Computing device 50, simulation server 30, and database server 65 are configured to further process the data in the methods disclosed above. These components include corresponding communication circuitry 53, processing circuitry 54, and memory 56 to process the data and perform the methods. One or more computer programs are stored in memory that provide instructions for processing circuitry of the component to perform the functions herein disclosed.
The simulation server 30 is configured to process the measurement data 21 using the digital models 32 and output the corresponding predictive data 31.

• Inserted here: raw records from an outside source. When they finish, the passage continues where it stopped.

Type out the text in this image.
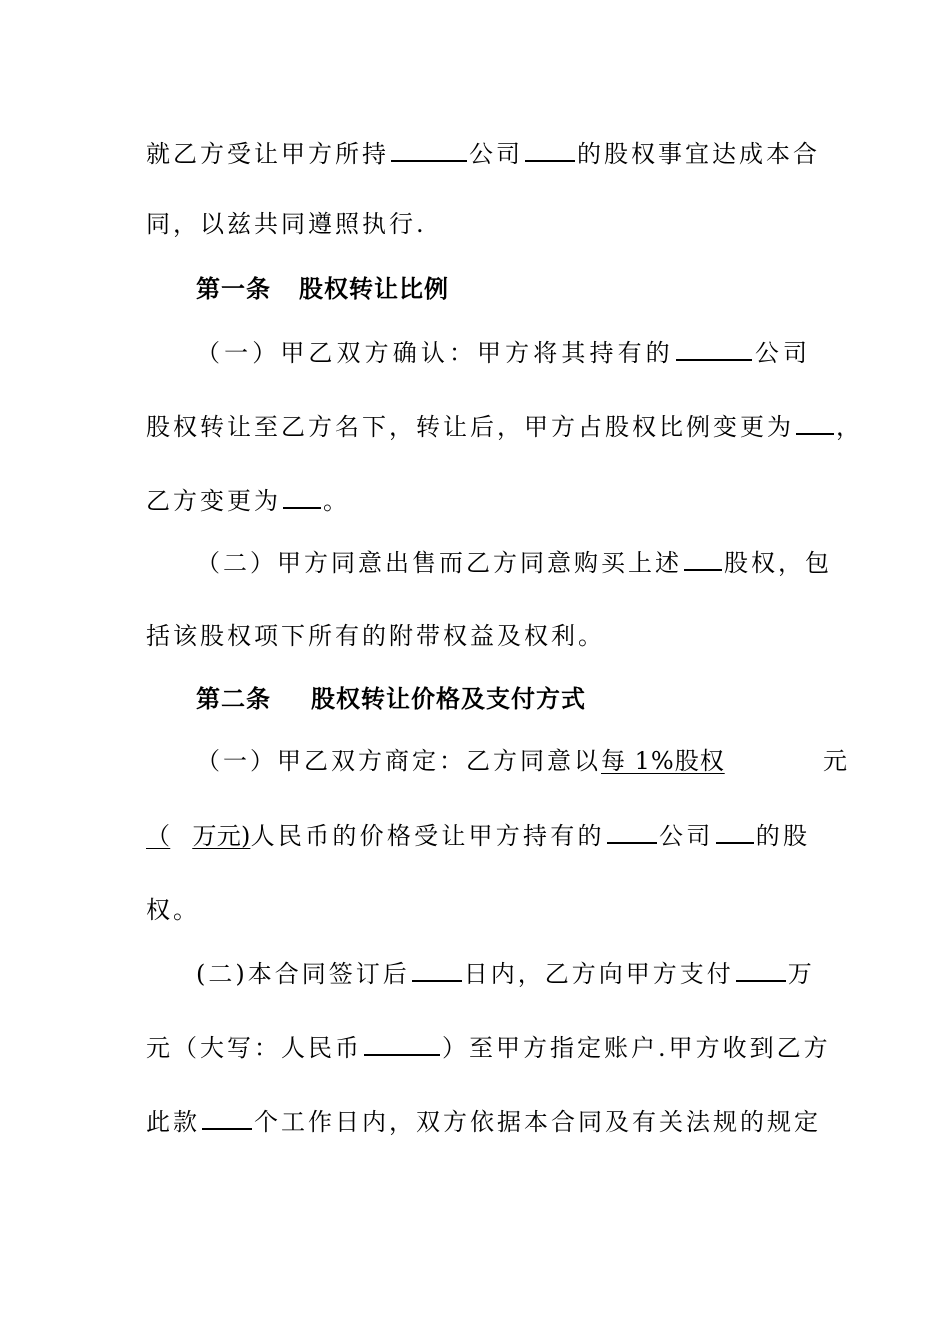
就乙方受让甲方所持	公司 的股权事宜达成本合
同，以兹共同遵照执行.
第一条 股权转让比例
（一）甲乙双方确认：甲方将其持有的	公司
股权转让至乙方名下，转让后，甲方占股权比例变更为 ，
乙方变更为 。
（二）甲方同意出售而乙方同意购买上述 股权，包
括该股权项下所有的附带权益及权利。
第二条 股权转让价格及支付方式
（一）甲乙双方商定：乙方同意以每 1%股权	元
（ 万元)人民币的价格受让甲方持有的 公司 的股
权。
(二)本合同签订后 日内，乙方向甲方支付 万
元（大写：人民币	）至甲方指定账户.甲方收到乙方
此款 个工作日内，双方依据本合同及有关法规的规定
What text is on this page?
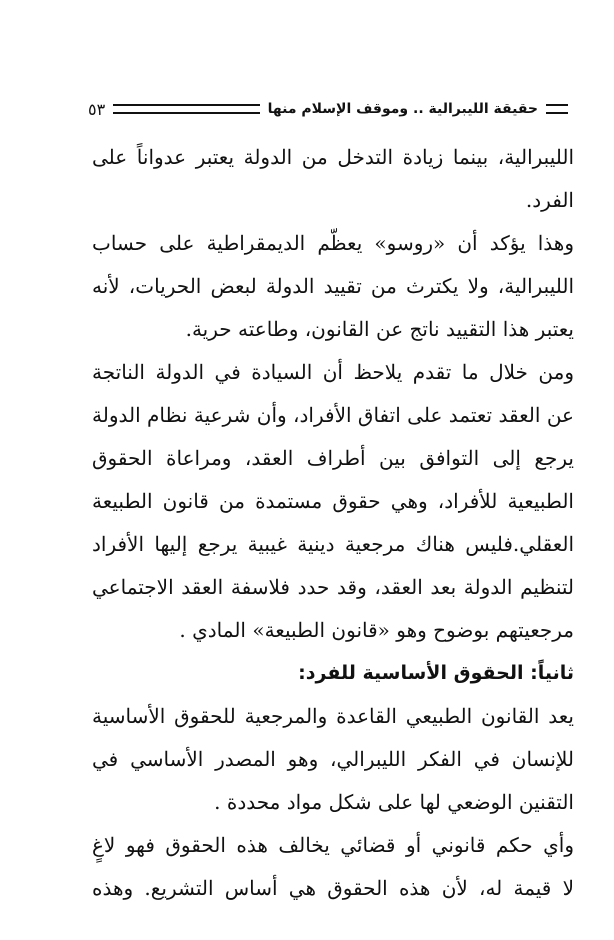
حقيقة الليبرالية .. وموقف الإسلام منها
٥٣
الليبرالية، بينما زيادة التدخل من الدولة يعتبر عدواناً على
الفرد.
وهذا يؤكد أن «روسو» يعظّم الديمقراطية على حساب
الليبرالية، ولا يكترث من تقييد الدولة لبعض الحريات، لأنه
يعتبر هذا التقييد ناتج عن القانون، وطاعته حرية.
ومن خلال ما تقدم يلاحظ أن السيادة في الدولة الناتجة
عن العقد تعتمد على اتفاق الأفراد، وأن شرعية نظام الدولة
يرجع إلى التوافق بين أطراف العقد، ومراعاة الحقوق
الطبيعية للأفراد، وهي حقوق مستمدة من قانون الطبيعة
العقلي.فليس هناك مرجعية دينية غيبية يرجع إليها الأفراد
لتنظيم الدولة بعد العقد، وقد حدد فلاسفة العقد الاجتماعي
مرجعيتهم بوضوح وهو «قانون الطبيعة» المادي .
ثانياً: الحقوق الأساسية للفرد:
يعد القانون الطبيعي القاعدة والمرجعية للحقوق الأساسية
للإنسان في الفكر الليبرالي، وهو المصدر الأساسي في
التقنين الوضعي لها على شكل مواد محددة .
وأي حكم قانوني أو قضائي يخالف هذه الحقوق فهو لاغٍ
لا قيمة له، لأن هذه الحقوق هي أساس التشريع. وهذه
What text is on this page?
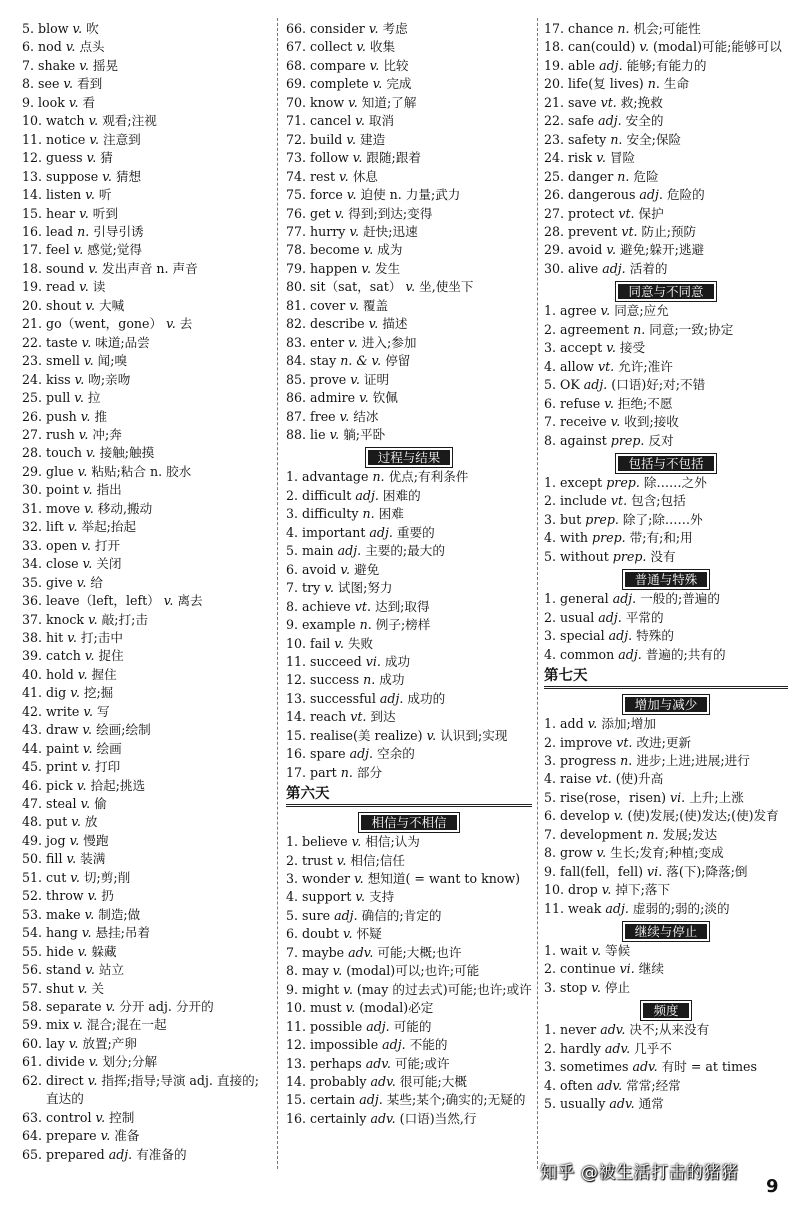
5. blow v. 吹
6. nod v. 点头
7. shake v. 摇晃
8. see v. 看到
9. look v. 看
10. watch v. 观看;注视
11. notice v. 注意到
12. guess v. 猜
13. suppose v. 猜想
14. listen v. 听
15. hear v. 听到
16. lead n. 引导引诱
17. feel v. 感觉;觉得
18. sound v. 发出声音 n. 声音
19. read v. 读
20. shout v. 大喊
21. go（went，gone） v. 去
22. taste v. 味道;品尝
23. smell v. 闻;嗅
24. kiss v. 吻;亲吻
25. pull v. 拉
26. push v. 推
27. rush v. 冲;奔
28. touch v. 接触;触摸
29. glue v. 粘贴;粘合 n. 胶水
30. point v. 指出
31. move v. 移动,搬动
32. lift v. 举起;抬起
33. open v. 打开
34. close v. 关闭
35. give v. 给
36. leave（left，left） v. 离去
37. knock v. 敲;打;击
38. hit v. 打;击中
39. catch v. 捉住
40. hold v. 握住
41. dig v. 挖;掘
42. write v. 写
43. draw v. 绘画;绘制
44. paint v. 绘画
45. print v. 打印
46. pick v. 拾起;挑选
47. steal v. 偷
48. put v. 放
49. jog v. 慢跑
50. fill v. 装满
51. cut v. 切;剪;削
52. throw v. 扔
53. make v. 制造;做
54. hang v. 悬挂;吊着
55. hide v. 躲藏
56. stand v. 站立
57. shut v. 关
58. separate v. 分开 adj. 分开的
59. mix v. 混合;混在一起
60. lay v. 放置;产卵
61. divide v. 划分;分解
62. direct v. 指挥;指导;导演 adj. 直接的;直达的
63. control v. 控制
64. prepare v. 准备
65. prepared adj. 有准备的
66. consider v. 考虑
67. collect v. 收集
68. compare v. 比较
69. complete v. 完成
70. know v. 知道;了解
71. cancel v. 取消
72. build v. 建造
73. follow v. 跟随;跟着
74. rest v. 休息
75. force v. 迫使 n. 力量;武力
76. get v. 得到;到达;变得
77. hurry v. 赶快;迅速
78. become v. 成为
79. happen v. 发生
80. sit（sat，sat） v. 坐,使坐下
81. cover v. 覆盖
82. describe v. 描述
83. enter v. 进入;参加
84. stay n. & v. 停留
85. prove v. 证明
86. admire v. 钦佩
87. free v. 结冰
88. lie v. 躺;平卧
过程与结果
1. advantage n. 优点;有利条件
2. difficult adj. 困难的
3. difficulty n. 困难
4. important adj. 重要的
5. main adj. 主要的;最大的
6. avoid v. 避免
7. try v. 试图;努力
8. achieve vt. 达到;取得
9. example n. 例子;榜样
10. fail v. 失败
11. succeed vi. 成功
12. success n. 成功
13. successful adj. 成功的
14. reach vt. 到达
15. realise(美 realize) v. 认识到;实现
16. spare adj. 空余的
17. part n. 部分
第六天
相信与不相信
1. believe v. 相信;认为
2. trust v. 相信;信任
3. wonder v. 想知道( = want to know)
4. support v. 支持
5. sure adj. 确信的;肯定的
6. doubt v. 怀疑
7. maybe adv. 可能;大概;也许
8. may v. (modal)可以;也许;可能
9. might v. (may 的过去式)可能;也许;或许
10. must v. (modal)必定
11. possible adj. 可能的
12. impossible adj. 不能的
13. perhaps adv. 可能;或许
14. probably adv. 很可能;大概
15. certain adj. 某些;某个;确实的;无疑的
16. certainly adv. (口语)当然,行
17. chance n. 机会;可能性
18. can(could) v. (modal)可能;能够可以
19. able adj. 能够;有能力的
20. life(复 lives) n. 生命
21. save vt. 救;挽救
22. safe adj. 安全的
23. safety n. 安全;保险
24. risk v. 冒险
25. danger n. 危险
26. dangerous adj. 危险的
27. protect vt. 保护
28. prevent vt. 防止;预防
29. avoid v. 避免;躲开;逃避
30. alive adj. 活着的
同意与不同意
1. agree v. 同意;应允
2. agreement n. 同意;一致;协定
3. accept v. 接受
4. allow vt. 允许;准许
5. OK adj. (口语)好;对;不错
6. refuse v. 拒绝;不愿
7. receive v. 收到;接收
8. against prep. 反对
包括与不包括
1. except prep. 除……之外
2. include vt. 包含;包括
3. but prep. 除了;除……外
4. with prep. 带;有;和;用
5. without prep. 没有
普通与特殊
1. general adj. 一般的;普遍的
2. usual adj. 平常的
3. special adj. 特殊的
4. common adj. 普遍的;共有的
第七天
增加与减少
1. add v. 添加;增加
2. improve vt. 改进;更新
3. progress n. 进步;上进;进展;进行
4. raise vt. (使)升高
5. rise(rose，risen) vi. 上升;上涨
6. develop v. (使)发展;(使)发达;(使)发育
7. development n. 发展;发达
8. grow v. 生长;发育;种植;变成
9. fall(fell，fell) vi. 落(下);降落;倒
10. drop v. 掉下;落下
11. weak adj. 虚弱的;弱的;淡的
继续与停止
1. wait v. 等候
2. continue vi. 继续
3. stop v. 停止
频度
1. never adv. 决不;从来没有
2. hardly adv. 几乎不
3. sometimes adv. 有时 = at times
4. often adv. 常常;经常
5. usually adv. 通常
知乎 @被生活打击的猪猪
9
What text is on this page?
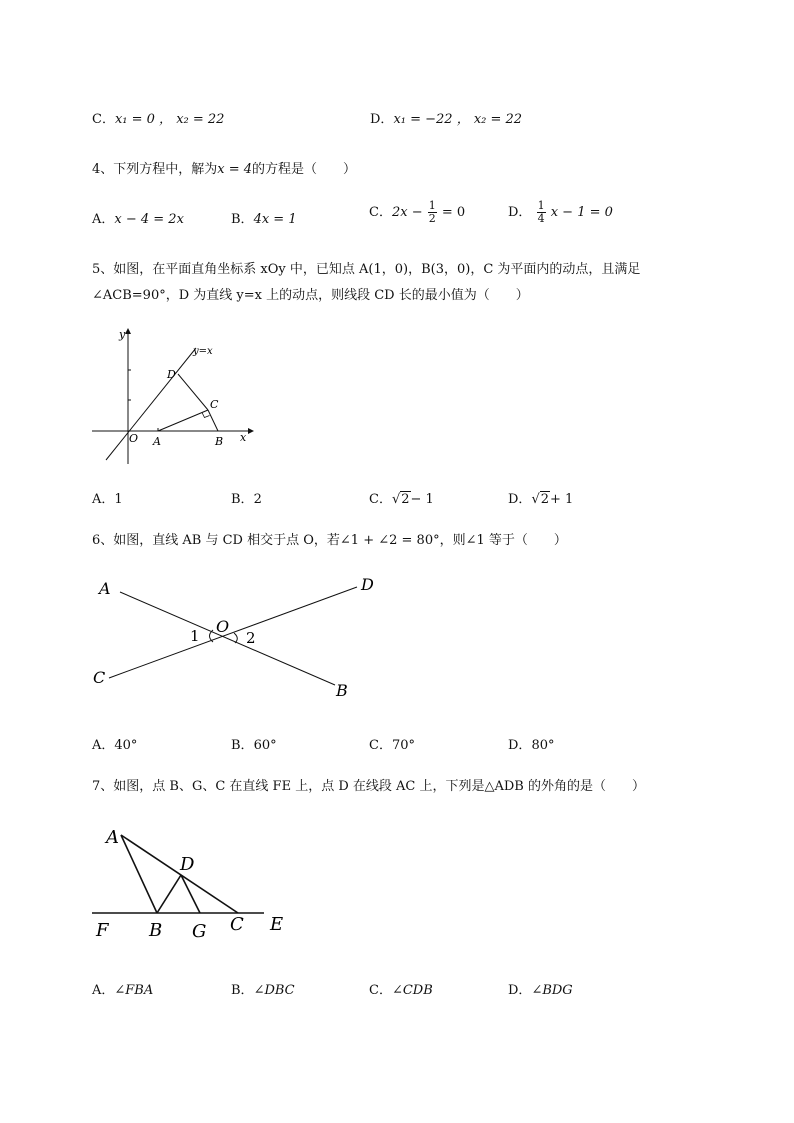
C．x₁ = 0 ， x₂ = 22	D．x₁ = −22 ， x₂ = 22
4、下列方程中，解为x = 4的方程是（　　）
A．x − 4 = 2x	B．4x = 1	C．$2x - \frac{1}{2} = 0$	D． $\frac{1}{4}$ x − 1 = 0
5、如图，在平面直角坐标系 xOy 中，已知点 A(1，0)，B(3，0)，C 为平面内的动点，且满足
∠ACB=90°，D 为直线 y=x 上的动点，则线段 CD 长的最小值为（　　）
y
x
y=x
D
C
O A	B
A．1	B．2	C．√2− 1	D．√2+ 1
6、如图，直线 AB 与 CD 相交于点 O，若∠1 + ∠2 = 80°，则∠1 等于（　　）
A	D
O
1	2
C
B
A．40°	B．60°	C．70°	D．80°
7、如图，点 B、G、C 在直线 FE 上，点 D 在线段 AC 上，下列是△ADB 的外角的是（　　）
A
D
F B G C E
A．∠FBA	B．∠DBC	C．∠CDB	D．∠BDG
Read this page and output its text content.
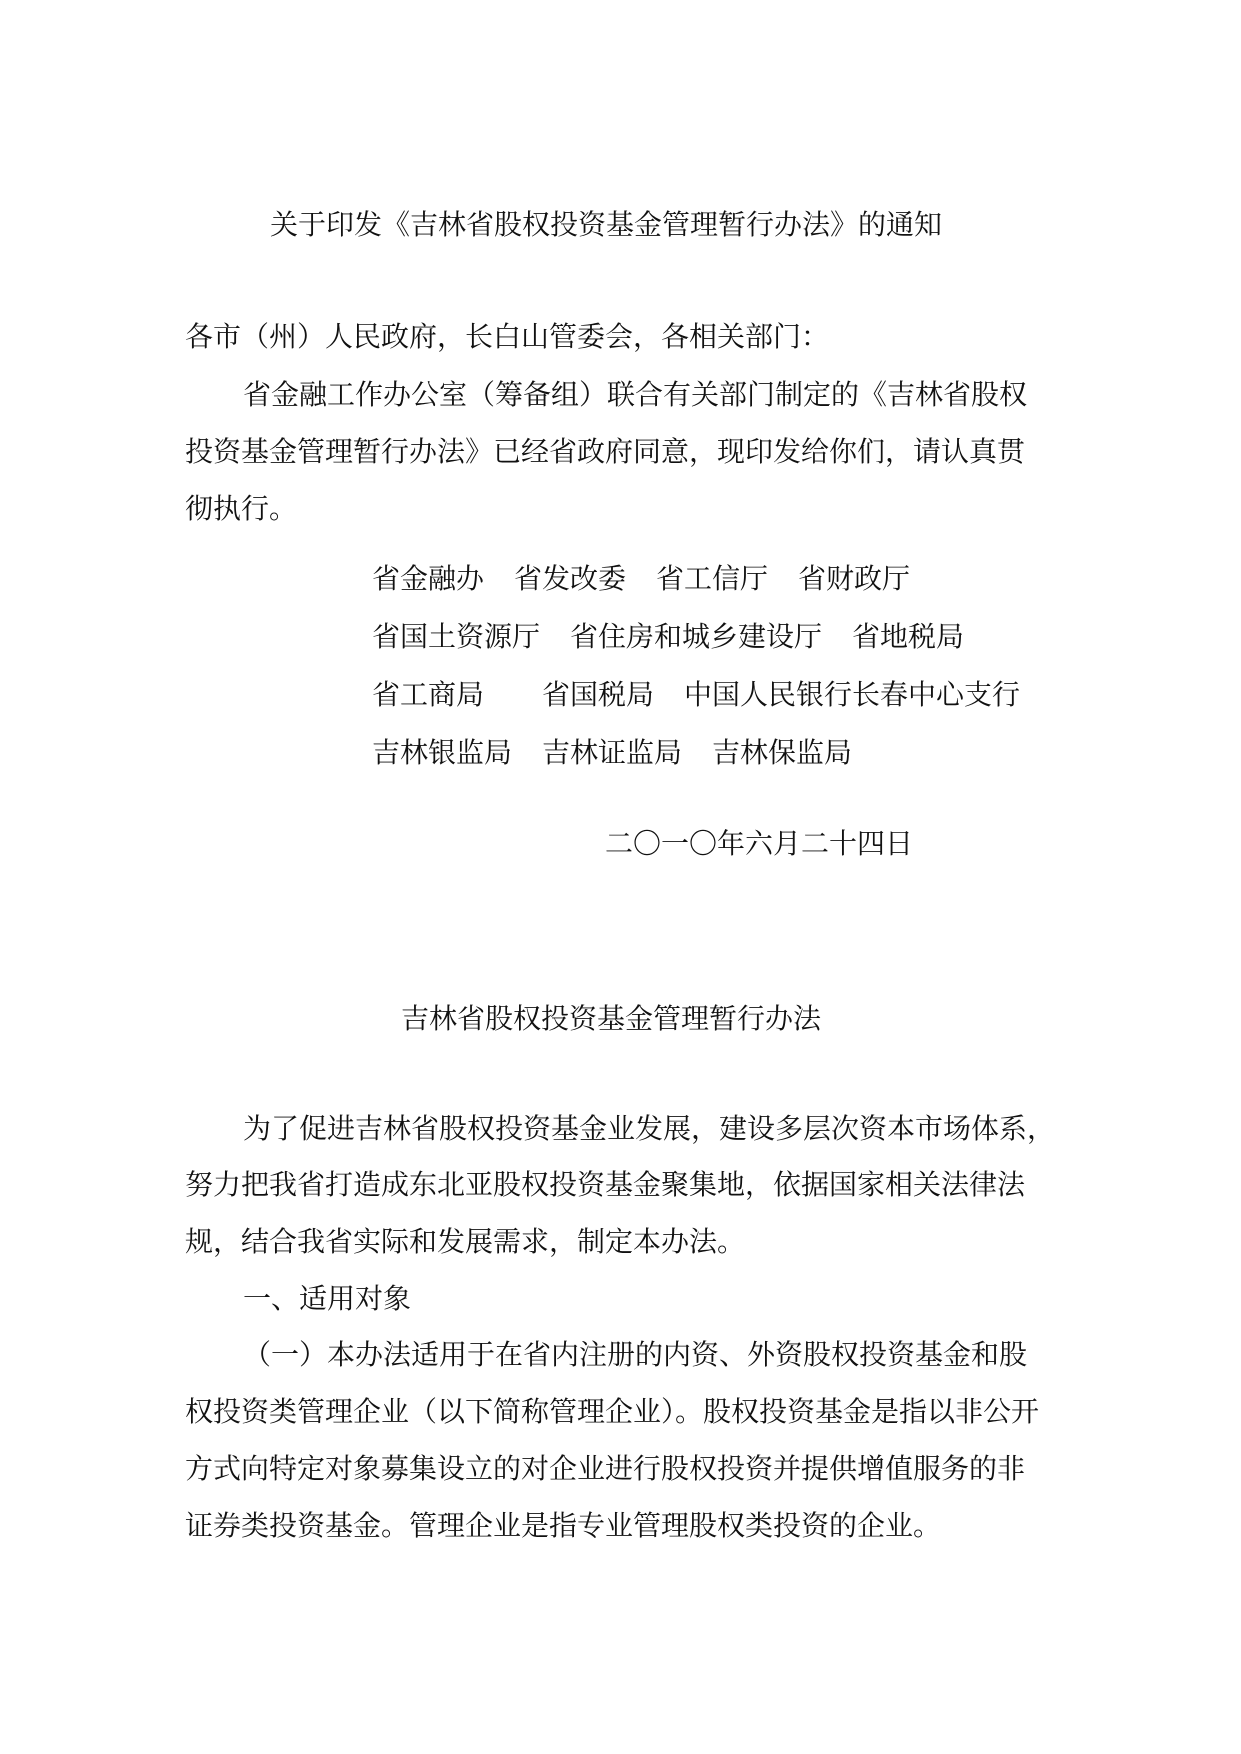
关于印发《吉林省股权投资基金管理暂行办法》的通知
各市（州）人民政府，长白山管委会，各相关部门：
省金融工作办公室（筹备组）联合有关部门制定的《吉林省股权
投资基金管理暂行办法》已经省政府同意，现印发给你们，请认真贯
彻执行。
省金融办 省发改委 省工信厅 省财政厅
省国土资源厅 省住房和城乡建设厅 省地税局
省工商局 省国税局 中国人民银行长春中心支行
吉林银监局 吉林证监局 吉林保监局
二〇一〇年六月二十四日
吉林省股权投资基金管理暂行办法
为了促进吉林省股权投资基金业发展，建设多层次资本市场体系，
努力把我省打造成东北亚股权投资基金聚集地，依据国家相关法律法
规，结合我省实际和发展需求，制定本办法。
一、适用对象
（一）本办法适用于在省内注册的内资、外资股权投资基金和股
权投资类管理企业（以下简称管理企业）。股权投资基金是指以非公开
方式向特定对象募集设立的对企业进行股权投资并提供增值服务的非
证券类投资基金。管理企业是指专业管理股权类投资的企业。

Memory 36 comprises both volatile and non-volatile memory for storing computer program code and data needed by the processing circuitry 34 for operation. Memory 36 may comprise any tangible, non-transitory computer-readable storage medium for storing data including electronic, magnetic, optical, electromagnetic, or semiconductor data storage. Memory 36 stores the computer program 38 comprising executable instructions that configure the processing circuitry 34 to perform one or more of the methods herein described.
The present invention may, of course, be carried out in other ways than those specifically set forth herein without departing from essential characteristics of the invention. The present embodiments are to be considered in all respects as illustrative and not restrictive, and all changes coming within the meaning and equivalency range of the appended claims are intended to be embraced therein.